Berbagai pihak mulai tokoh masyarakat hingga pakar hukum tata negara menilai pengangkatan kembali Ahok sebagai gubernur DKI Jakarta cacat yuridis karena bertentangan dengan Pasal 83 Ayat (1), (2), dan (3) UU Nomor 23 Tahun 2014 Tentang Pemerintahan Daerah.

Bunyi Undang-Undang Republik Indonesia Nomor 23 Tahun 2014 Pasal 83 ayat (1), (2), dan (3) itu adalah: pertama, kepala daerah dan/atau wakil kepala daerah diberhentikan sementara tanpa melalui usulan DPRD karena didakwa melakukan tindak pidana kejahatan yang diancam dengan pidana penjara paling singkat lima tahun, tindak pidana korupsi, tindak pidana terorisme, makar, tindak pidana terhadap keamanan negara, dan/atau perbuatan lain yang dapat memecah belah Negara Kesatuan Republik Indonesia.

Kedua, lanjut Jazuli, kepala daerah dan/atau wakil kepala daerah yang menjadi terdakwa sebagaimana dimaksud pada ayat (1) diberhentikan sementara berdasarkan register perkara di pengadilan.
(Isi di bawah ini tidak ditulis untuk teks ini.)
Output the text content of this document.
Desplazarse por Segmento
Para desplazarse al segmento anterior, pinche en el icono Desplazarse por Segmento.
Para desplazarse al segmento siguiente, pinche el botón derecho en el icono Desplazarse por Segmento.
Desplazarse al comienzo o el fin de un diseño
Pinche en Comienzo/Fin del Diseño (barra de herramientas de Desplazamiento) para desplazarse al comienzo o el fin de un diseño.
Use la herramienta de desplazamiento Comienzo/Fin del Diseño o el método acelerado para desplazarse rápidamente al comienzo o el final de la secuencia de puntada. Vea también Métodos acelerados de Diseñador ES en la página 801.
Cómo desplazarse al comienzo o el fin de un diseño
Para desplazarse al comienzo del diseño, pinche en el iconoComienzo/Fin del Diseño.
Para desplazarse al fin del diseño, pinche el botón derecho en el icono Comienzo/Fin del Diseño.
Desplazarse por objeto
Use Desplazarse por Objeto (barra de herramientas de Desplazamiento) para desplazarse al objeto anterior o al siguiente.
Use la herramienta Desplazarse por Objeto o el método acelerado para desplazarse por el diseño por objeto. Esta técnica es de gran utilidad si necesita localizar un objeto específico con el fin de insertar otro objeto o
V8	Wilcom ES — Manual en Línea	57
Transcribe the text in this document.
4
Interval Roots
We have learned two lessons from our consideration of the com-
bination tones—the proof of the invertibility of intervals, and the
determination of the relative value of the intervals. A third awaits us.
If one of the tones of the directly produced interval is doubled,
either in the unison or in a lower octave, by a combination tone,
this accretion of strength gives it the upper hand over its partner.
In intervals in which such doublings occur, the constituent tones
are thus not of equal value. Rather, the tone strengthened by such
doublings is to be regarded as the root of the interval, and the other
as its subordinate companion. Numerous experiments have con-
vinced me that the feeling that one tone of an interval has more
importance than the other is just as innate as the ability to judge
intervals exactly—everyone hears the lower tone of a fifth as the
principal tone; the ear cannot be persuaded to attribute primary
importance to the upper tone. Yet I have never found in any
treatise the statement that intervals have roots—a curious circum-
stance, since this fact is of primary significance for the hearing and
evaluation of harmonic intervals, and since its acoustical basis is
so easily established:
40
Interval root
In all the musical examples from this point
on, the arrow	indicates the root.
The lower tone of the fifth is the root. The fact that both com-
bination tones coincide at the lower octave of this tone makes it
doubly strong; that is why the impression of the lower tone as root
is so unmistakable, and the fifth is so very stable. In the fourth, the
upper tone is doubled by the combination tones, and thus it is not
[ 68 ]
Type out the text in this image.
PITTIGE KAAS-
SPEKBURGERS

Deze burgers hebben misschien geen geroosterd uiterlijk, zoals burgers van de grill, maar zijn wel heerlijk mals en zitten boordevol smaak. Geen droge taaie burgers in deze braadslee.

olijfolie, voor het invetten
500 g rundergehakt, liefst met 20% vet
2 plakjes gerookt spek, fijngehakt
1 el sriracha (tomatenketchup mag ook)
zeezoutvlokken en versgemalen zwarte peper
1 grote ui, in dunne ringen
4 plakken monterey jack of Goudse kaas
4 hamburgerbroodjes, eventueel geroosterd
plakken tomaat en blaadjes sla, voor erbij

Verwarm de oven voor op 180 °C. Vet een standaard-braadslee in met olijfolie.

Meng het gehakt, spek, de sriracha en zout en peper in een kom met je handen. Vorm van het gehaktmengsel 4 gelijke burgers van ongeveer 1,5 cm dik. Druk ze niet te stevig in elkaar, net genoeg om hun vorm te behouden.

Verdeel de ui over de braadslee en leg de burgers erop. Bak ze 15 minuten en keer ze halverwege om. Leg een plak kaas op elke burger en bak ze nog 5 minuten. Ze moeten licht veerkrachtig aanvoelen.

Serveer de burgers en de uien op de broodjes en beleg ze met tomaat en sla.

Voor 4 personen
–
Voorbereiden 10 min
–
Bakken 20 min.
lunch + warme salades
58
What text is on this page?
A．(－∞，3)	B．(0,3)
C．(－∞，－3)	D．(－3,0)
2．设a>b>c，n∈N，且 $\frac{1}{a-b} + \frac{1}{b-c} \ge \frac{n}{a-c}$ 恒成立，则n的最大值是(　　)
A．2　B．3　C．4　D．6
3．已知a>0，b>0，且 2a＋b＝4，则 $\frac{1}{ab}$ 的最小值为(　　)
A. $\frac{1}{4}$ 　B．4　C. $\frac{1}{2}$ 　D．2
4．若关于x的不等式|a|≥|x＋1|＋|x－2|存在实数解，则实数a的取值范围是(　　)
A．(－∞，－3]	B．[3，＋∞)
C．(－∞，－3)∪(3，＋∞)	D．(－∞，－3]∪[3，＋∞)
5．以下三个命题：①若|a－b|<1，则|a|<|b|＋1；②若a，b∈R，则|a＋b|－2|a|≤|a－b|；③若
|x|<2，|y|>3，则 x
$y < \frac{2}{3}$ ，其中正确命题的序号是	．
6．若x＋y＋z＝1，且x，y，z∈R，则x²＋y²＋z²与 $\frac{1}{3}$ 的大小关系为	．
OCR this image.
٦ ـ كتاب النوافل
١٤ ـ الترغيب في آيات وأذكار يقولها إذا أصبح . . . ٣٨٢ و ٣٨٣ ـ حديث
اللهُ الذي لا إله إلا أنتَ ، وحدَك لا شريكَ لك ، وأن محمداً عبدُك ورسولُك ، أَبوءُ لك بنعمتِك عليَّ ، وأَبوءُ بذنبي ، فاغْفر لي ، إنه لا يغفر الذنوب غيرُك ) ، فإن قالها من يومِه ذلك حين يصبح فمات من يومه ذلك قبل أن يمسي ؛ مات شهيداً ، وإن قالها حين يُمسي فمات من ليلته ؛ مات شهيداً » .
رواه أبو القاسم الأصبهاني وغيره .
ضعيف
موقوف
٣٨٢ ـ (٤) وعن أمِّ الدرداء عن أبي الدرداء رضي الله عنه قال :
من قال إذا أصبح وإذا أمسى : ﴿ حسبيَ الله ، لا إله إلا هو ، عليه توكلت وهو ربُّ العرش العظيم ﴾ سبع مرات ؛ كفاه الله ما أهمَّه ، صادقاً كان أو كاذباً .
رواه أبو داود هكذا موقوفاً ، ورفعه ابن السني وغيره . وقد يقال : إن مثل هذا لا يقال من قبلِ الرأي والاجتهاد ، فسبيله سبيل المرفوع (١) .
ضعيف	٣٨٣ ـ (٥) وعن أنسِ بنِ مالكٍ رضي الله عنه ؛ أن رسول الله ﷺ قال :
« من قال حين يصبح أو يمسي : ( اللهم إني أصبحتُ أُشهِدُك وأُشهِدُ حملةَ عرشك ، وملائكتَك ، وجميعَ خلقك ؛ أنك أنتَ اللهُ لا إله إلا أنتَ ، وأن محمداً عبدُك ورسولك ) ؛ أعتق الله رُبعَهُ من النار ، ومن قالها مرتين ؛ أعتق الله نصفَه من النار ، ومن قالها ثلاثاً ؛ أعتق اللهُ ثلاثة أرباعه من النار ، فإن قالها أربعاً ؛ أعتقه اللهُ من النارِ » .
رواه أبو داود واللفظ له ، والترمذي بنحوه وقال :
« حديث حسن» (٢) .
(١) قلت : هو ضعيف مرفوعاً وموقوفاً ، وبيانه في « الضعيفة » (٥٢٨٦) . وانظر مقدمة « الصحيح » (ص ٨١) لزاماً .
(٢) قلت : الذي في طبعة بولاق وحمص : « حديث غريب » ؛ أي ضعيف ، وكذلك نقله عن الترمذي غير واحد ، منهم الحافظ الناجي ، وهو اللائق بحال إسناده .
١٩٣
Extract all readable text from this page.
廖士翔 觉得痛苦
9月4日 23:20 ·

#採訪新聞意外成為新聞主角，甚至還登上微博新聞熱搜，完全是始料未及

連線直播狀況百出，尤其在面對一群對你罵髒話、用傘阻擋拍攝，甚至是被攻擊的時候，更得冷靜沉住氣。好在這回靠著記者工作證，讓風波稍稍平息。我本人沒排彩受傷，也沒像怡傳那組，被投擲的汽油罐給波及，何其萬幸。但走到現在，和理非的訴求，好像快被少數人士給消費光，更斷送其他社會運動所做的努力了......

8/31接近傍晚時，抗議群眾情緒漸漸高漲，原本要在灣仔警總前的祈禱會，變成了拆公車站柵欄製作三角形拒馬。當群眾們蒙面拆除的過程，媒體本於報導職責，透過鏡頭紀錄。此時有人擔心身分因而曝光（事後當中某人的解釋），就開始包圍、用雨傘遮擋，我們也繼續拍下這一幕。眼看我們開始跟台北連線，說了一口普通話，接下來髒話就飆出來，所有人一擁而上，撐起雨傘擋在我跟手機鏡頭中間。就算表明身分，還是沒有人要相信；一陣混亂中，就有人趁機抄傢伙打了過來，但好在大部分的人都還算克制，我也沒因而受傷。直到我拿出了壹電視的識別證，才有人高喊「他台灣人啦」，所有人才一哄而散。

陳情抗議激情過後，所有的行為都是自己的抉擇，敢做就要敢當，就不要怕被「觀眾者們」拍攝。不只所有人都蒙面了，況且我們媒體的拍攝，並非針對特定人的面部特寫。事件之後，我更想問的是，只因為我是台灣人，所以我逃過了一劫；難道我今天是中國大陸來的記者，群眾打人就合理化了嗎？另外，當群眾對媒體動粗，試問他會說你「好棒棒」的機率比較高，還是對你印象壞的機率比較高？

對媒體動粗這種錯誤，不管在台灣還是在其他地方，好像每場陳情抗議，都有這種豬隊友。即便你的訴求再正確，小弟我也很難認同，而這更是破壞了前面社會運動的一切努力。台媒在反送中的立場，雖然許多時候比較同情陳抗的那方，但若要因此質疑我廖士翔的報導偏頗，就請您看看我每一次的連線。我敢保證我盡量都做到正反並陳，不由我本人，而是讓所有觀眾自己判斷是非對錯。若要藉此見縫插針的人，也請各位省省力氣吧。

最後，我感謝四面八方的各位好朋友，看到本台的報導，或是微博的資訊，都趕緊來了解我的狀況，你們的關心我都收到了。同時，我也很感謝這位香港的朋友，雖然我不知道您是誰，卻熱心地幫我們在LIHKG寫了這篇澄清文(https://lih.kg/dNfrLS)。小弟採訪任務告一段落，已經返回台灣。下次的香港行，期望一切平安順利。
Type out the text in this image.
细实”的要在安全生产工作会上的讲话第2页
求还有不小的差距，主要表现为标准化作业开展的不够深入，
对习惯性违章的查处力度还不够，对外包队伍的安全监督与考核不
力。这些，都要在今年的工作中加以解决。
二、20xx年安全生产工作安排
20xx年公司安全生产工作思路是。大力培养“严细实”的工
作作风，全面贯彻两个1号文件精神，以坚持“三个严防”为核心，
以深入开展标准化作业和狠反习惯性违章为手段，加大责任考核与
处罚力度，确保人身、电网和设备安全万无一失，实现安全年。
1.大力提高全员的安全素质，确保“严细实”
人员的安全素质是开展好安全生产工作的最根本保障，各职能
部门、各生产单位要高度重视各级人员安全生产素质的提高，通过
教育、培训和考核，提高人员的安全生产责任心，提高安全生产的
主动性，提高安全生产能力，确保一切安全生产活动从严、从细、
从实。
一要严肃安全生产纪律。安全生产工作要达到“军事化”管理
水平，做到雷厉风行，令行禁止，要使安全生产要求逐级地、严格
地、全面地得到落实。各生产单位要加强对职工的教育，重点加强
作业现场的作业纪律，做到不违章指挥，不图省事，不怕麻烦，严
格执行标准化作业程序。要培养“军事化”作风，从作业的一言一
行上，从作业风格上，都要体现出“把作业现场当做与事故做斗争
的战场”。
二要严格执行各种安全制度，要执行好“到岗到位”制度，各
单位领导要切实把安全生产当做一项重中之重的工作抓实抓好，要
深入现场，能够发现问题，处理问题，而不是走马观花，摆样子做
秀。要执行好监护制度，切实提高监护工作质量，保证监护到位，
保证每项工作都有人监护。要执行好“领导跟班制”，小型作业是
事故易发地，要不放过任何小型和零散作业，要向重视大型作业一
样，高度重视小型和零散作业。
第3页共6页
Ketiga, pemberhentian sementara kepala daerah dan/atau wakil kepala daerah sebagaimana dimaksud pada ayat (1) dan ayat (2) dilakukan oleh Presiden untuk gubernur dan/atau wakil gubernur serta oleh Menteri untuk Bupati dan/atau Wakil Bupati atau Wali Kota dan/atau Wakil Wali Kota.

Berkenaan dengan itu, status Ahok saat ini adalah terdakwa penistaan agama dengan Nomor Register Perkara IDM 147/JKT.UT/12/2016 di Pengadilan Negeri Jakarta Utara. Sementara itu, yang bersangkutan didakwa pasal 156a dan 156 KUHP tentang penodaan agama dengan hukuman penjara lima tahun dan empat tahun.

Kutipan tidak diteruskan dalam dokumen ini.